What is Appalachia, Really?

If you want to understand rural America, critics say, look beyond Hillbilly Elegy.

1 minute read

December 16, 2017, 5:00 AM PST

By Elana Eden


Gatlinburg, Tennessee. | Sean Pavone / Shutterstock

Since its publication in June 2016, J.D. Vance's Hillbilly Elegy has gained media acclaim for its portrayal of life in a region considered opaque by those outside of it.

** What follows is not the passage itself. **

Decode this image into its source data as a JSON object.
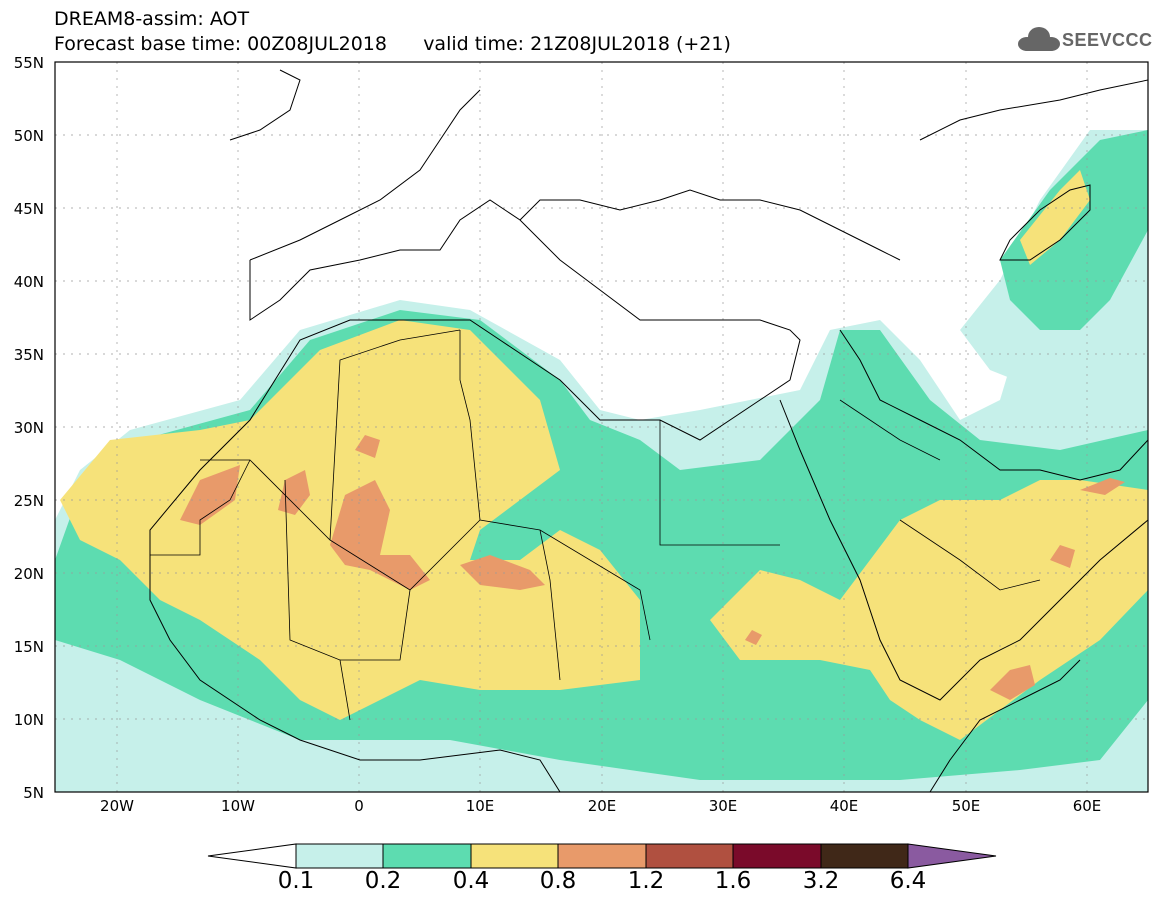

But the book has also been roundly criticized for feeding into the caricature and demonization of rural communities facing extreme poverty, substandard infrastructure, and economic upheaval.

Rather than indulge what he calls "a blame-the-victim and culture-of-poverty narrative," Eric Kerl of Chitucky has put together a collection of alternative resources for those seeking to understand Appalachian history, culture, and politics, highlighting the underlying issues of "poverty, racism, underdevelopment, and struggle" that have structured the region.

The syllabus includes some recent and forthcoming publications, including What You Are Getting Wrong About Appalachia (February 2018) by Elizabeth Catte—who criticized Elegy  on her blog and for Boston Review—and Steven Stoll's Ramp Hollow: The Ordeal of Appalachia (November 2017), reviewed here by Pro Publica.